Embedded HPLC chromatogram of standard IAA and culture supernatant of R. fluvialis DMKU-CP293 grown in MS medium (A), standard IAA, standard IPA and culture supernatant with IPA (B); standard IAA, standard IAM, and culture supernatant with IAM (C); standard IAA, standard TAM and culture supernatant with TAM (D), standard IAA, standard IAN and culture supernatant with IAN (E) and standard IAA, culture supernatant IPA, IAM, TAM, and IAN (F) after 3 days of incubation.

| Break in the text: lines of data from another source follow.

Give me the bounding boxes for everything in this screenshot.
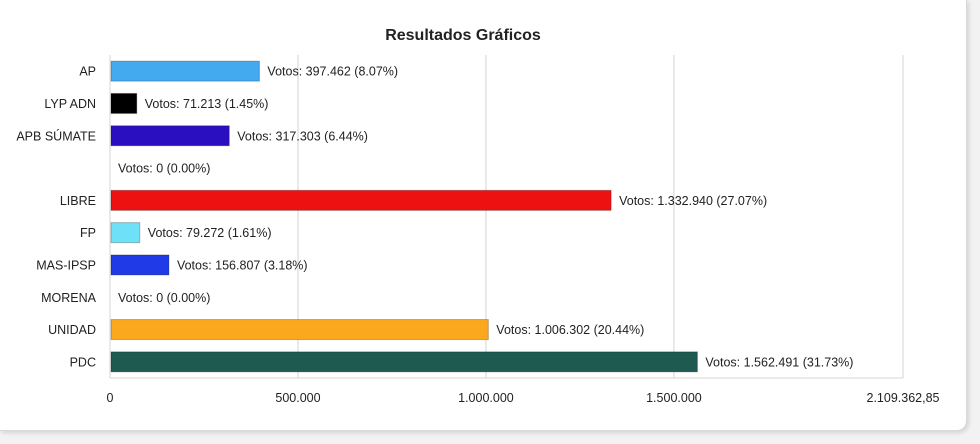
- data-label: Votos: 1.332.940 (27.07%): [619, 194, 767, 208]
- bar: [110, 222, 141, 244]
- data-label: Votos: 79.272 (1.61%): [148, 226, 272, 240]
- category-label: MORENA: [41, 291, 97, 305]
- data-label: Votos: 317.303 (6.44%): [237, 129, 368, 143]
- bar: [110, 189, 612, 211]
- bar: [110, 125, 230, 147]
- category-label: LYP ADN: [44, 97, 96, 111]
- bar: [110, 319, 489, 341]
- category-label: PDC: [70, 355, 96, 369]
- chart-title: Resultados Gráficos: [385, 27, 541, 44]
- x-tick-label: 1.000.000: [458, 391, 514, 405]
- bar: [110, 92, 138, 114]
- bar: [110, 254, 170, 276]
- category-label: UNIDAD: [48, 323, 96, 337]
- x-tick-label: 0: [107, 391, 114, 405]
- data-label: Votos: 0 (0.00%): [118, 291, 210, 305]
- data-label: Votos: 1.562.491 (31.73%): [705, 355, 853, 369]
- x-tick-label: 1.500.000: [646, 391, 702, 405]
- data-label: Votos: 397.462 (8.07%): [267, 65, 398, 79]
- bar-chart: Resultados Gráficos 0 500.000 1.000.000 1.50…: [16, 27, 940, 405]
- category-label: LIBRE: [60, 194, 96, 208]
- chart-card: Resultados Gráficos 0 500.000 1.000.000 1.50…: [0, 0, 967, 431]
- data-label: Votos: 156.807 (3.18%): [177, 258, 308, 272]
- bar: [110, 351, 698, 373]
- category-label: AP: [79, 65, 96, 79]
- x-tick-label: 2.109.362,85: [867, 391, 940, 405]
- category-label: MAS-IPSP: [36, 258, 96, 272]
- category-label: APB SÚMATE: [16, 128, 96, 143]
- data-label: Votos: 0 (0.00%): [118, 162, 210, 176]
- bar: [110, 60, 260, 82]
- data-label: Votos: 1.006.302 (20.44%): [496, 323, 644, 337]
- category-label: FP: [80, 226, 96, 240]
- x-tick-label: 500.000: [275, 391, 320, 405]
- data-label: Votos: 71.213 (1.45%): [145, 97, 269, 111]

In conclusion, R. fluvialis DMKU-CP293 was shown to biosynthesize IAA through Trp-dependent via the IPA route (Figure 5). Based on indole derivatives identified from the culture supernatant using GC-MS, we propose that the possible IAA biosynthetic routes used by this yeast are IPA, IAM and TAM pathways when glucose was used as a carbon source. Overall results obtained from indole derivatives identification, key enzymes activity assay and feeding experiment suggested that R. fluvialis DMKU-CP293 mainly used the IPA pathway for IAA biosynthesis. However, the key enzyme activity assay and IAA intermediates suggested that the IAM and TAM pathways may be involved with IAA biosynthesis in this yeast. Thus, further investigation on the expression of the gene encoding enzymes involved with each pathway possibly confirm multiple routes of IAA biosynthesis in R. fluvialis.

Figure 5.

Proposed tryptophan-dependent IAA biosynthesis pathway and its intermediates in R. fluvialis DMKU-CP293. Arrows with solid lines indicate IAA intermediates confirmed by GC-MS and enzymatic assays in this study, arrows with dashed lines indicate the pathway proposed based on the previous literature [2,18,25].